Why it works: it doesn't reject the offer, it positions your number as the answer to a market question, and it asks an open question they must respond to.
Script 2 — They ask "what are you currently on?"
"I'd rather focus on what the role needs and the market rate for it. Based on similar positions, I'm targeting £X–Y. Does that fit the band you have in mind?"
Script 3 — Care, healthcare, hospitality (banded pay)
NHS banded roles, large care groups, and major hospitality chains often say "the band is fixed". The band is fixed; the entry point often is not.
"I understand the band is fixed. Given my [X years of experience / NVQ Level 3 / additional qualifications], could we start at the top of Band Y rather than the entry point? It would reflect that I won't need the usual ramp."

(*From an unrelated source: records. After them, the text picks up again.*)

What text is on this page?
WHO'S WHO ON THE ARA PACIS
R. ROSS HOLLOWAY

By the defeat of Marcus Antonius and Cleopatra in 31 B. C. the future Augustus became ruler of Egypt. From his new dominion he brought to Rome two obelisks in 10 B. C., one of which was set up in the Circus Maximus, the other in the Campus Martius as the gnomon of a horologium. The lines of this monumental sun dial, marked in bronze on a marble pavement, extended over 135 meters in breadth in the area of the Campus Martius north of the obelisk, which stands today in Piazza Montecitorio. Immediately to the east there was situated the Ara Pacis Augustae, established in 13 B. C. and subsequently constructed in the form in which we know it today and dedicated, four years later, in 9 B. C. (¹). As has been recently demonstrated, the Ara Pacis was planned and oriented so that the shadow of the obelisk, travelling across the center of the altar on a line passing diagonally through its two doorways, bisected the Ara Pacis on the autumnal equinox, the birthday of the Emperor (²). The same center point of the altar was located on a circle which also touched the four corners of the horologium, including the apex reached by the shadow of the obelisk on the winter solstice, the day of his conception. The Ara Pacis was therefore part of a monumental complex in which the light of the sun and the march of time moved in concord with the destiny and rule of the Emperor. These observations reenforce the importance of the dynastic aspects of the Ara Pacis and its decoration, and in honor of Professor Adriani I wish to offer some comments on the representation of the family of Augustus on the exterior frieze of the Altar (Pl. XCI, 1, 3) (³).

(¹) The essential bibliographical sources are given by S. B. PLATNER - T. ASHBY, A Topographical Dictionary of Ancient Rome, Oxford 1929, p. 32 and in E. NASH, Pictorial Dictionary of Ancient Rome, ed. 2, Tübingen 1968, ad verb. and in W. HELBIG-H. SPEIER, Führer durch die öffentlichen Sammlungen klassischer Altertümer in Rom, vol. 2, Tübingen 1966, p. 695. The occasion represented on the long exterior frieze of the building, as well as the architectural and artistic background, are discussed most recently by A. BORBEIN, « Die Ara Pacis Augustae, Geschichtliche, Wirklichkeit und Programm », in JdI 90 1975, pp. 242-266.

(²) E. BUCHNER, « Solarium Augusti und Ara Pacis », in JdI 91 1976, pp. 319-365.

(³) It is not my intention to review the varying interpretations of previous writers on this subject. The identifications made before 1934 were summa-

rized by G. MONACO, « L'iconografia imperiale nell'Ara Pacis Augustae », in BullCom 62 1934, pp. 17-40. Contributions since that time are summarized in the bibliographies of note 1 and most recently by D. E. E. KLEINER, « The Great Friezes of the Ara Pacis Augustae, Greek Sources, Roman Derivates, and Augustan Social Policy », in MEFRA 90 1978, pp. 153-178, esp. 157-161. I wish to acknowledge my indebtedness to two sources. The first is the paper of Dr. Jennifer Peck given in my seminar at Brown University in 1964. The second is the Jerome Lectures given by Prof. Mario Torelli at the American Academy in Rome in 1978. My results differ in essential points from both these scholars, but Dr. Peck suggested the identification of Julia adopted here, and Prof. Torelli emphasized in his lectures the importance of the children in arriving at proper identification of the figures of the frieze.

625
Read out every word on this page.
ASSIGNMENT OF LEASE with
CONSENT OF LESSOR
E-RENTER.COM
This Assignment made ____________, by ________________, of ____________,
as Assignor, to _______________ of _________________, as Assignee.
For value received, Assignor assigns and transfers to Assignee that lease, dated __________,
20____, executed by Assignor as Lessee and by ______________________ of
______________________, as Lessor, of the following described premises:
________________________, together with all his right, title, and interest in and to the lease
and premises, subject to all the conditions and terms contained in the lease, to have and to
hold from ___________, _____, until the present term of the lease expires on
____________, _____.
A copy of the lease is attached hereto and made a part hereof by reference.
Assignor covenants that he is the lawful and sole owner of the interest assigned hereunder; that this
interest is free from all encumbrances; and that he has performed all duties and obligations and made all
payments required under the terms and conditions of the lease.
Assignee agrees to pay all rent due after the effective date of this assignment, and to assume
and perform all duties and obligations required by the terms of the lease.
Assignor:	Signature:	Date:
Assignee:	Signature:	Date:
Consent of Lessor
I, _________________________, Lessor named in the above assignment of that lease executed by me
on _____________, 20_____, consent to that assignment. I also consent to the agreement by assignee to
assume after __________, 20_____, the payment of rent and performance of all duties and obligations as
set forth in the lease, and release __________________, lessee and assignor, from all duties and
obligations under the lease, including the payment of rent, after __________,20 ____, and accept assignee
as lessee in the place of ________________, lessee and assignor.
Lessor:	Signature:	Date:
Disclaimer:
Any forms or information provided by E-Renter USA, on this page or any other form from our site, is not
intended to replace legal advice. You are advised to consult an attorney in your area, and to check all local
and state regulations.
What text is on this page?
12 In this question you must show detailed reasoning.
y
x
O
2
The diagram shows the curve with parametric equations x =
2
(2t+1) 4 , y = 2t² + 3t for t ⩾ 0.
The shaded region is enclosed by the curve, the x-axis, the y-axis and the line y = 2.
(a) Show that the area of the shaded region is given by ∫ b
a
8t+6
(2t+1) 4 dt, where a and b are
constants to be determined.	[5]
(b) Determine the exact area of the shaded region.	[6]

Script 4 — Trades (day rate or salary)
"Thanks for the offer. I currently bill £X per day on similar work. Can we match that as either day rate or annualised? Happy to be flexible on holiday pay if that helps the numbers work."
Script 5 — Tech, finance, professional services
"Thanks for the offer. I'm really keen to join. Based on the scope you've described and what I've seen in the market for [role], £X feels closer to the right level. Is that something we can work to? If not, can we look at sign-on, an early review, or additional days off?"
This is the "ask for three things" move. If they can't move on salary, they often can on one of the other two.
Script 6 — They've said "final offer"
"Understood. Before I confirm, can I ask: what would I need to demonstrate in the first six months for us to revisit at £X? I'd like to come in with that as a shared goal."
This banks an early review at your target number without rejecting the offer.
Sector medians from the 200 negotiations we tracked
- Care & healthcare: +£1,800 (mostly via banded entry-point bumps)
- Trades: +£2,400 (often via day-rate adjustment, not salary)
- Retail & hospitality: +£1,200 (often via shift premiums or sign-on)
- Admin / customer service: +£2,100
- Finance / accounting: +£4,200
- Tech: +£6,800 (with the largest variance: £0 to £18,000)
The one thing not to do
Do not negotiate before you have the offer in writing. Verbal offers are flexible; written offers are concrete. Always ask: "Could you put that in writing so I have it to refer to?" Then negotiate.